In DUETTING. WITH MY DAUGHTER.
WHO DIED: A MEMOIR, when my daughter Marika dies I don’t want
to live anymore, but then I find her poems and final wishes daring me
to carry on, so I travel alone and terrified to Australia to scatter
the ashes and retrace her footsteps from the time she ditched her doctors,
chemo, cancer, and me. I dread returning home to a life without her
once the ashes are gone, until a rogue wave triggers an explosion of
memories leading me to discover relationships survive and grow beyond
death, and that Marika is an undying part of myself.
Two journeys are interwoven in
this 200-page / 64,000-word memoir: the journey through the wilds
of cancer hanging onto my headstrong eighteen-year-old daughter Marika
who was fighting for personal independence while fighting for her life;
and my trip to Australia after her death, from Sydney to Melbourne to
the shipwrecked coasts of the Great Ocean Road, believing it was the
end of her. A single mother with imperfect parenting skills, I was immobilized
in the midst of my daughter’s battle with leukemia. I went through
a second coming-of-age when the life I knew was catapulted out the window.

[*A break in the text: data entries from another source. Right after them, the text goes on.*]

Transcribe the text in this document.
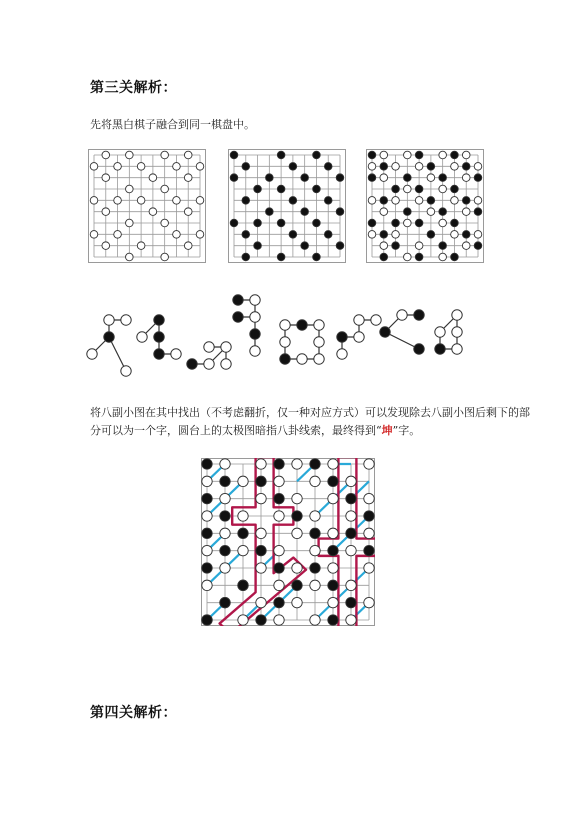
第三关解析：

先将黑白棋子融合到同一棋盘中。

将八副小图在其中找出（不考虑翻折，仅一种对应方式）可以发现除去八副小图后剩下的部
分可以为一个字，圆台上的太极图暗指八卦线索，最终得到“坤”字。

第四关解析：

After her death, as I discover in her writings the daughter I didn’t
know in the day-to-day, I begin to grow into my own life. The two journeys
form a kind of duet, enhanced by Marika’s original songs and poems
and my own responses to them. Challenges the book addresses: saying
goodbye to one who is dying; keeping a deceased loved one in the present,
as in continuing bonds grief theory; dealing with an estranged husband
and his new wife; inventing a feed-and-read support group; understanding
military family members’ conflicting attitudes about life; and
exploring non-religious perspectives on death.
This story is a wild ride into every mother’s
worst fears. It is a recovery story of how I found ways to honor my
daughter, hold her close, and grow in the pain of her death. It’s
about losing a life (not my daughter’s) and getting a life back.
NOTE: DUETTING. WITH MY DAUGHTER. WHO DIED:
A MEMOIR is still just a manuscript. Eventually, I will begin querying
for an agent to help me find a publisher.